可以通过配置文件index.write.wait_for_active_shards设置活跃分片数,也可以在请求中添加参数,默认是1,只要主分片可以即可写入。
详细信息可参考官方文档:
2.路由算法
一般情况下,路由计算方式如下:
shard_num = hash(_routing) % num_primary_shards
_routing:默认情况下就是文档的id
num_primary_shards:主分片的数量
协调节点流程
- 参数检查,遇到异常拒绝当前请求
- 写入时,如果索引未创建,自动创建对应的index,具体在TransportBulkAction的doExecute方法中
- 协调节点开始处理请求,入口为TransportBulkAction的executeBulk方法,之后进入TransportBulkAction的内部类BulkOperation中的doRun方法
- doRun方法中,检查集群状态,如果集群有异常如Master节点不存在,写入请求会阻塞等待Master节点.
- 从集群中获取集群的元数据信息metaData.
- 遍历bulkRequest,从请求中获取每一个索引concreteIndex,判断请求类型,如果是写入操作,将请求转为IndexRequest,根据concreteIndex从metaData中获取该索引的元数据,之后获取索引的Mapping、创建版本号,并检查Mapping、ID等信息,如果ID为空将自动生成ID.

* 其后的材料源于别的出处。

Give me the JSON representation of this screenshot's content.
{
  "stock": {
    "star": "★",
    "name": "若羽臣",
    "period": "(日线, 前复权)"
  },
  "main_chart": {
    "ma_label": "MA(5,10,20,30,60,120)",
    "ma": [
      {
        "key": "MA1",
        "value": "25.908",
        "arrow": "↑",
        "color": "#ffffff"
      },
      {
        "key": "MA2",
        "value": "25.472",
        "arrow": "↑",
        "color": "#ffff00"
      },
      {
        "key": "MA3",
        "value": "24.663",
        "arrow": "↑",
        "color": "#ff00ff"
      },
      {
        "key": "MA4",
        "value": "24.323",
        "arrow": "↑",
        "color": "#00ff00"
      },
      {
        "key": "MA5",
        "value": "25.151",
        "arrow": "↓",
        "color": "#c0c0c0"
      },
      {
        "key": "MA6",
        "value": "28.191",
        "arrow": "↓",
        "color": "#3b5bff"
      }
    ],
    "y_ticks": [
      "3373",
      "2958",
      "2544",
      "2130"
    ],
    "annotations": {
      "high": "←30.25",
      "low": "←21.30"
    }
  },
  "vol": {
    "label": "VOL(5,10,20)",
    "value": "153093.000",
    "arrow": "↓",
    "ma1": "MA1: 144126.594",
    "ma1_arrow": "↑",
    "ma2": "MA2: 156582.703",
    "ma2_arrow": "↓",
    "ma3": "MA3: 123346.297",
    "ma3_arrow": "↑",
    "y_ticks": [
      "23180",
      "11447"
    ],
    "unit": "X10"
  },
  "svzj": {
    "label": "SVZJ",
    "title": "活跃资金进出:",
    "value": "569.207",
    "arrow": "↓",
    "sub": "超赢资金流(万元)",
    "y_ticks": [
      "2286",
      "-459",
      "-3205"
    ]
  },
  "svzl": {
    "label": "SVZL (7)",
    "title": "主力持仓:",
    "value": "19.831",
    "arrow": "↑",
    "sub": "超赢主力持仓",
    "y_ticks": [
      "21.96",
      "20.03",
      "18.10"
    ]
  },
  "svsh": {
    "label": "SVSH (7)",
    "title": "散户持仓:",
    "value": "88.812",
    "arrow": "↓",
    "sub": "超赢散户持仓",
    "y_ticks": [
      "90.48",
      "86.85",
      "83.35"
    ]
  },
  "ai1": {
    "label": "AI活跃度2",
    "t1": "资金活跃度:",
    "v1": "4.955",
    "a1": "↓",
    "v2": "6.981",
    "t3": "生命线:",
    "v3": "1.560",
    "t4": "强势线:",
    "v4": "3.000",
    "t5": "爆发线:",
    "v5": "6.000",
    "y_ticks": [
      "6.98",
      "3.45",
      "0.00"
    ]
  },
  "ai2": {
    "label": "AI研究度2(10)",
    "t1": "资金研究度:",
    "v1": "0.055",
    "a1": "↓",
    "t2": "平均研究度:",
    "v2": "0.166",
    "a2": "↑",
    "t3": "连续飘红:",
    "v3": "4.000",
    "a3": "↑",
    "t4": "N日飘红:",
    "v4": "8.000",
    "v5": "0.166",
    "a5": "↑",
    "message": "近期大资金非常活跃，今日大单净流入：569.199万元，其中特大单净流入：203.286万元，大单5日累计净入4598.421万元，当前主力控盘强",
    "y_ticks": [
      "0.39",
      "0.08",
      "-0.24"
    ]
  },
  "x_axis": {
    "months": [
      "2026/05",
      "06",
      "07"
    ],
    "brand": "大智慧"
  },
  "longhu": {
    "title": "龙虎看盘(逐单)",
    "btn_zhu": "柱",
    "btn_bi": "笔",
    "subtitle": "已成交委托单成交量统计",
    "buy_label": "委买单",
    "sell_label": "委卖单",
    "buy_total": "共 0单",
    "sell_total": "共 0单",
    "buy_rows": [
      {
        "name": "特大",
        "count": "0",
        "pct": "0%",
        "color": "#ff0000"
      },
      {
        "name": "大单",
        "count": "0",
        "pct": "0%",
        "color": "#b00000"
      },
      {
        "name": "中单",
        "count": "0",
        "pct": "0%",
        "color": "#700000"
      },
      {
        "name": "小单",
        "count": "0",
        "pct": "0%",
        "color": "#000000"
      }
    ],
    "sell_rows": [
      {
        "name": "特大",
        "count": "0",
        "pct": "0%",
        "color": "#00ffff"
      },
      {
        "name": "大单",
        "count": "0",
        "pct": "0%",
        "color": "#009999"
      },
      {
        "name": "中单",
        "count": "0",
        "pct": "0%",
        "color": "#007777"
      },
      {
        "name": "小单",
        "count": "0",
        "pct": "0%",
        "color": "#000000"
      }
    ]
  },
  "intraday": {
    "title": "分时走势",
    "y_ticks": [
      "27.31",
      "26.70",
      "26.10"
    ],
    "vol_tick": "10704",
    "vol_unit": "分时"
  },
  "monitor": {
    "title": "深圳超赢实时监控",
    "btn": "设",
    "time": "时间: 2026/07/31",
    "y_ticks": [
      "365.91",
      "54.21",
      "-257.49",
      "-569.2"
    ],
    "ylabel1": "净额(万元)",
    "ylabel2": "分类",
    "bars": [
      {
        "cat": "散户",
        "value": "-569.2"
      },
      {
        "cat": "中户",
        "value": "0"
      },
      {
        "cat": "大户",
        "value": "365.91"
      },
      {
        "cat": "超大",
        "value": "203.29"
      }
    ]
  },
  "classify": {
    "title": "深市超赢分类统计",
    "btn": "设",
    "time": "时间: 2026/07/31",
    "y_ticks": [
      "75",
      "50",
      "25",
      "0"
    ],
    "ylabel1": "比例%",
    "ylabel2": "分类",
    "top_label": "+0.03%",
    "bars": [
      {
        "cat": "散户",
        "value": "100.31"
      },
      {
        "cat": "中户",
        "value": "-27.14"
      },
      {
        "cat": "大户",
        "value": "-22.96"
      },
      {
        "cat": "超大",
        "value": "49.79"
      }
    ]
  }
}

- 再次遍历bulkRequest,将每一个请求重新封装为基于shard的请求列表,这么做是为了将路由到同一个分片的所有请求封装到同一个Request中。在这个过程中,会使用路由算法计算文档应该存储到哪个分片上,得到分片的ID,然后将写入到同一个分片的请求合并到同一个shardRequests中.
- 遍历requestsByShard,里面记录了每个分片对应的所有写入请求,然后将分片请求封装为BulkShardRequest,等待有足够活跃的分片数,之后向分片执行请求,并在listener中等待响应,每个响应也是以shard为单位的,响应信息被设置到Response中.
- 向分片转发请求具体的实现位于TransportReplicationAction中,转发前同样获取最新的集群状态,根据集群状态中的内容路由表找到目的shard对应主分片所在的节点,如果主分片在当前节点中,直接在本地执行,否则转发到相应的节点中执行.
TransportBulkAction
TransportBulkAction中BulkOperation的doRun方法解析用户请求:
public class TransportBulkAction extends HandledTransportAction<BulkRequest, BulkResponse> {
@Override
protected void doExecute(Task task, BulkRequest bulkRequest, ActionListener<BulkResponse> listener) {
......
if (needToCheck()) {
// 获取请求中所有的索引
final Set<String> indices = bulkRequest.requests.stream()
.filter(request -> request.opType() != DocWriteRequest.OpType.DELETE
|| request.versionType() == VersionType.EXTERNAL
|| request.versionType() == VersionType.EXTERNAL_GTE)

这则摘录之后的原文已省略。